I had a similar idea but never implemmented it because I felt it was
too difficult for users to deal with. I was considering 2 folders:
'Spam Training Set' and 'Ham Training Set' which would always
represent the set of messages that Spamassassin was currently trained
with. If you changed the contents of these mboxes, a cron job would
delete the old bayes tokens and retrain with the current set.

The difference between these folders and the Spam folder (or Junk or
whatever you call it locally) is that messages older than 30 days get
auto-deleted. After 30 days, those messages would no longer represent
the training set.

Having 2 spam folders is confusing and not easy to manage.

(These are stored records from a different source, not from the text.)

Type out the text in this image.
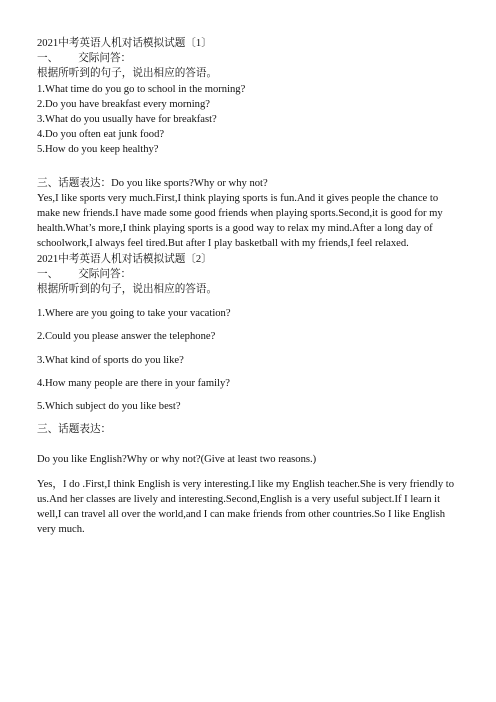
2021中考英语人机对话模拟试题〔1〕
一、 交际问答：
根据所听到的句子，说出相应的答语。
1.What time do you go to school in the morning?
2.Do you have breakfast every morning?
3.What do you usually have for breakfast?
4.Do you often eat junk food?
5.How do you keep healthy?
三、话题表达：Do you like sports?Why or why not?
Yes,I like sports very much.First,I think playing sports is fun.And it gives people the chance to make new friends.I have made some good friends when playing sports.Second,it is good for my health.What’s more,I think playing sports is a good way to relax my mind.After a long day of schoolwork,I always feel tired.But after I play basketball with my friends,I feel relaxed.
2021中考英语人机对话模拟试题〔2〕
一、 交际问答：
根据所听到的句子，说出相应的答语。
1.Where are you going to take your vacation?
2.Could you please answer the telephone?
3.What kind of sports do you like?
4.How many people are there in your family?
5.Which subject do you like best?
三、话题表达：
Do you like English?Why or why not?(Give at least two reasons.)
Yes，I do .First,I think English is very interesting.I like my English teacher.She is very friendly to us.And her classes are lively and interesting.Second,English is a very useful subject.If I learn it well,I can travel all over the world,and I can make friends from other countries.So I like English very much.
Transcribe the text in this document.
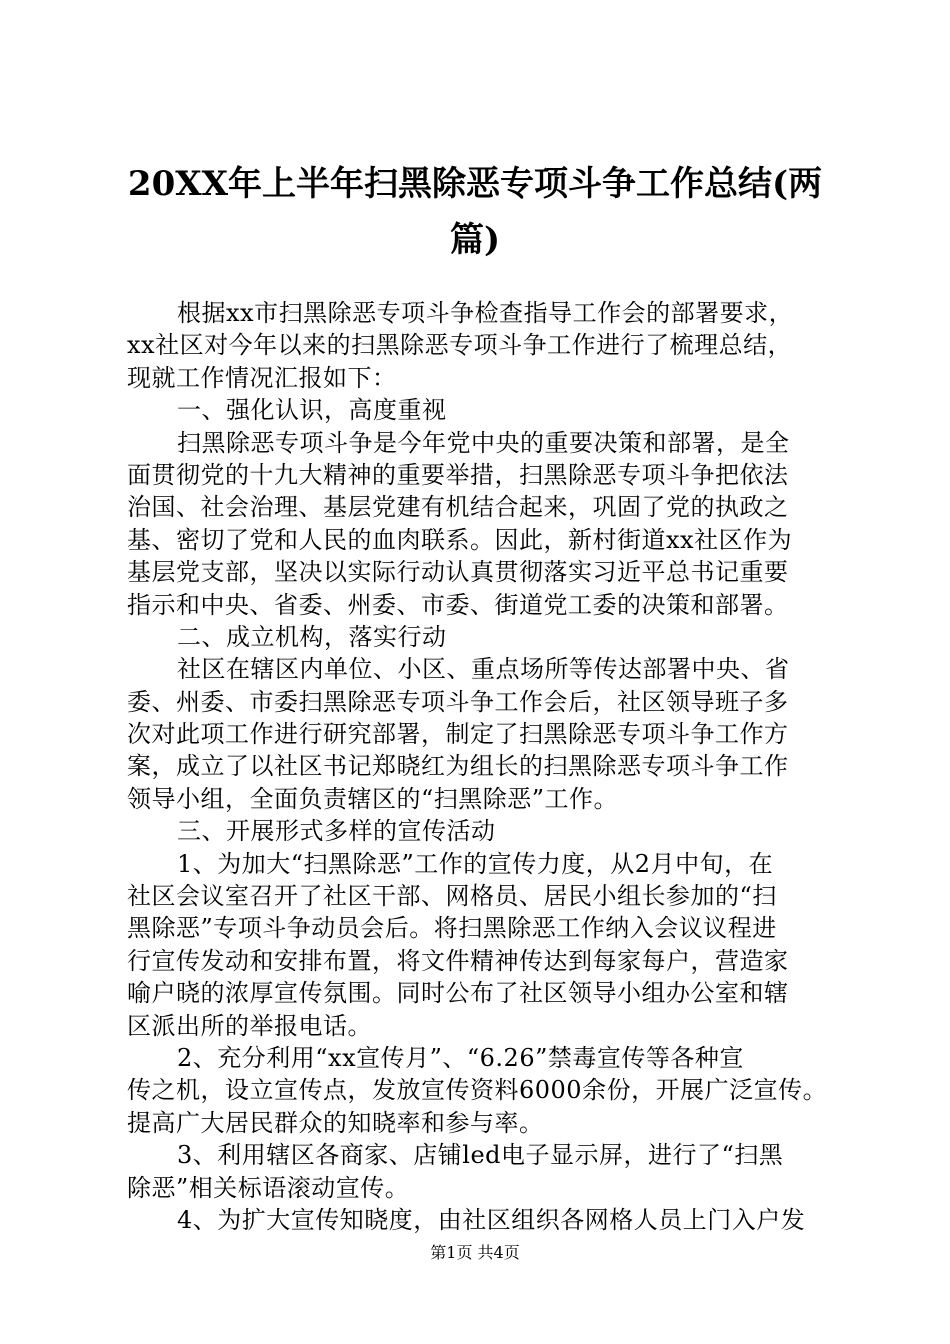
20XX年上半年扫黑除恶专项斗争工作总结(两
篇)
根据xx市扫黑除恶专项斗争检查指导工作会的部署要求，
xx社区对今年以来的扫黑除恶专项斗争工作进行了梳理总结，
现就工作情况汇报如下：
一、强化认识，高度重视
扫黑除恶专项斗争是今年党中央的重要决策和部署，是全
面贯彻党的十九大精神的重要举措，扫黑除恶专项斗争把依法
治国、社会治理、基层党建有机结合起来，巩固了党的执政之
基、密切了党和人民的血肉联系。因此，新村街道xx社区作为
基层党支部，坚决以实际行动认真贯彻落实习近平总书记重要
指示和中央、省委、州委、市委、街道党工委的决策和部署。
二、成立机构，落实行动
社区在辖区内单位、小区、重点场所等传达部署中央、省
委、州委、市委扫黑除恶专项斗争工作会后，社区领导班子多
次对此项工作进行研究部署，制定了扫黑除恶专项斗争工作方
案，成立了以社区书记郑晓红为组长的扫黑除恶专项斗争工作
领导小组，全面负责辖区的“扫黑除恶”工作。
三、开展形式多样的宣传活动
1、为加大“扫黑除恶”工作的宣传力度，从2月中旬，在
社区会议室召开了社区干部、网格员、居民小组长参加的“扫
黑除恶”专项斗争动员会后。将扫黑除恶工作纳入会议议程进
行宣传发动和安排布置，将文件精神传达到每家每户，营造家
喻户晓的浓厚宣传氛围。同时公布了社区领导小组办公室和辖
区派出所的举报电话。
2、充分利用“xx宣传月”、“6.26”禁毒宣传等各种宣
传之机，设立宣传点，发放宣传资料6000余份，开展广泛宣传。
提高广大居民群众的知晓率和参与率。
3、利用辖区各商家、店铺led电子显示屏，进行了“扫黑
除恶”相关标语滚动宣传。
4、为扩大宣传知晓度，由社区组织各网格人员上门入户发
第1页 共4页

Neither of these 2 extra folders are folders that users would look for
messages so they really do have to copy messages into them which isn't
just dragging them. That for me was the main issue I faced.

So I abandoned this line of thinkinking.

You mentioned harvesting ham and spam from mboxes as in from the inbox
directly. This got me wondering more about this.

Clearly using messages that the user dragged to Spam that
spamassassin did not mark as Spam to train as spam. Easy.

And use messages that the user left in their mailbox or deleted or
archived as ham. Could be ok but less sure.

And lastly, messages that were in Spam (since Spamassassin marked them
as spam), that a user moved out of Spam. Just look through all their
folders (except Spam) for messages that Spamassassin marked as spam
and retrain on those as ham. Again, maybe a bad assumption, could
work though.

I was really just curious to know if other people had workable ideas
how to get bayes trained with the least amount of friction.